Although local youth were predominately picked, one girl from Cleveland and a boy in Idaho were also chosen.

“It was fun for the kids,” Malyon said. “They never had a chance to meet, but it was a great opportunity for the theatre to get exposure and reach another part of (the continent) for the cast and promote the show in their areas as well.”

Once the cast was assembled, rehearsals for each actor began via the Zoom technology format.

“Actually, a lot of the process was much quicker,” Malyon said, citing that rehearsals were held three times per week.

“What we did in the first rehearsal, is read the script to them, to show what kind of character we wanted. And they had to understand the story line of where each part fit it.”

On each Friday, the cast assembled individually to give feedback and how to adjust their performance.

Largely on their own outside of the actual rehearsals, the cast responded well.

“The kids were great,” Malyon said. “They took on additional responsibilities – like costumes, make-up and lighting – that is normally provided for them. (Myself and the producers) were responsible of course with helping them and directions.
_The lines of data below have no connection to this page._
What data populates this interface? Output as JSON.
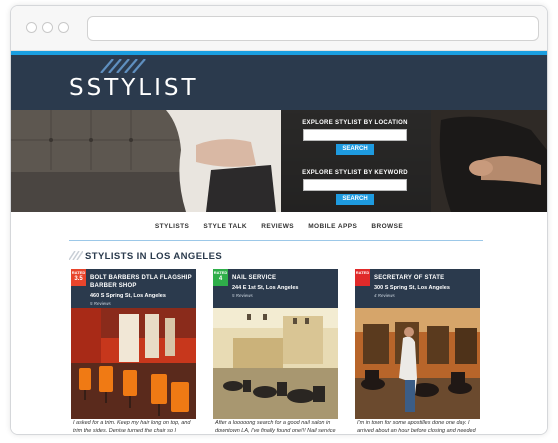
{
  "site": {
    "logo": "SSTYLIST",
    "search_location": {
      "label": "EXPLORE STYLIST BY LOCATION",
      "button": "SEARCH",
      "value": ""
    },
    "search_keyword": {
      "label": "EXPLORE STYLIST BY KEYWORD",
      "button": "SEARCH",
      "value": ""
    },
    "nav": [
      "STYLISTS",
      "STYLE TALK",
      "REVIEWS",
      "MOBILE APPS",
      "BROWSE"
    ],
    "section_title": "STYLISTS IN LOS ANGELES"
  },
  "cards": [
    {
      "badge_label": "RATED",
      "badge_value": "3.5",
      "badge_color": "#e8452c",
      "name": "BOLT BARBERS DTLA FLAGSHIP BARBER SHOP",
      "address": "460 S Spring St, Los Angeles",
      "reviews": "5 Reviews",
      "description": "I asked for a trim. Keep my hair long on top, and trim the sides. Denise turned the chair so I"
    },
    {
      "badge_label": "RATED",
      "badge_value": "4",
      "badge_color": "#2fae4a",
      "name": "NAIL SERVICE",
      "address": "244 E 1st St, Los Angeles",
      "reviews": "5 Reviews",
      "description": "After a looooong search for a good nail salon in downtown LA, I've finally found one!!! Nail service"
    },
    {
      "badge_label": "RATED",
      "badge_value": "",
      "badge_color": "#e02a2a",
      "name": "SECRETARY OF STATE",
      "address": "300 S Spring St, Los Angeles",
      "reviews": "4 Reviews",
      "description": "I'm in town for some apostilles done one day. I arrived about an hour before closing and needed about"
    }
  ],
  "colors": {
    "header_bg": "#2b3a4d",
    "accent_blue": "#1a9ee0"
  }
}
We used it as a (teaching) camp.

“It was a learning experience, and they rose to the occasion really easily – that was pretty cool to see.”

Once the final performances were video taped, the producers had the extra work of editing each segment into one stream. Although the crew had only their live theatre experience to draw from, Malyon said it went fairly smoothly.

“The way it is written is for a series of videos, so we just pieced them together.”

The storyline acts as something of mirror of the production process itself. The play revolves around a drama class that unites together in order to save a musical from being cancelled. Without it, the drama class would fold.

The show premieres on Sunday, Aug. 16 at 8 p.m. on YourTV Cornwall and on the theatre’s website: Seaway Valley Theatre Company. It will be available to stream on the website from Aug. 17 to Aug. 30. Viewing is free but donations will be accepted through Paypal.